Nature and quality of inpatient rheumatology referrals in a tertiary referral hospital


Kieran Murray, Nicholas Rutledge, Qutab Shah, Douglas Veale


Rheumatology, Saint Vincent's University Hospital, Dublin 4


Consults are an important aspect of the rheumatology service.


To examine the nature and quality of inpatient rheumatology referrals in a tertiary referral hospital.


All available consults (n=81) were reviewed. Age, gender, urgency and referral source were recorded. The most likely reason for referral was decided by our research fellow. Referral forms were assessed for presence or absence of age/date of birth, gender, location, duration of symptoms, medications, examination findings, reason for consult, urgency and suspected diagnosis. The presence or absence of investigations (any blood result, CRP value and any imaging result) and what referrer details (name, contact details, consultant responsible) were given.
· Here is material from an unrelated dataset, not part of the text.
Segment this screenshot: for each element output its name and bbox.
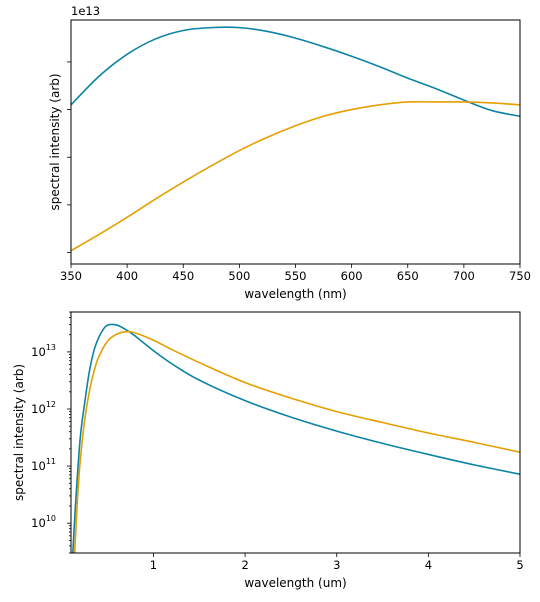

49% of patients were ≥ 70 years old. 68% were female. Referrals were vasculitis (including GCA and PMR) 21%, inflammatory arthritis 20%, crystal arthropathy 19%, connective tissue disease 16%, osteoarthritis 14%, septic arthritis 3%, fibromyalgia 3%, pyrexia of unknown origin 3%, sarcoid 1%, anti-phospholipid syndrome 1% and osteoporosis 1%.
59% of consults came from general medical teams, 14% from acute medicine, 14% from surgery, 3% from psychiatry and 11% from other services.
36% of consults were considered urgent by the referring team (within 24 hours), 64% were routine (within 48 hours).
In 99% of cases, age or date of birth was given. 84 % detailed gender. 78% contained ward. 68% contained bed number. 56% listed urgency.
96% indicated reason for consult. 30% listed duration of symptoms. 21% detailed whether patient known to rheumatology. 57% gave suspected diagnosis. 33% gave medications. 42% detailed any clinical examination findings. 41% reported any blood test. 27% gave a CRP. 44% detailed imaging findings.
49% contained referrer name. 80% had referrer contact details. 70% gave referring consultant.


The majority of consults were elderly, women. There was a wide range of conditions. 3% of referrals were for fibromyalgia, which could perhaps be managed as an outpatient, improving resource utilization. Many referrals lacked important details with less than half including duration of symptoms, medications, examination findings, blood test results or referrer name. An electronic referral system requiring this data is being created.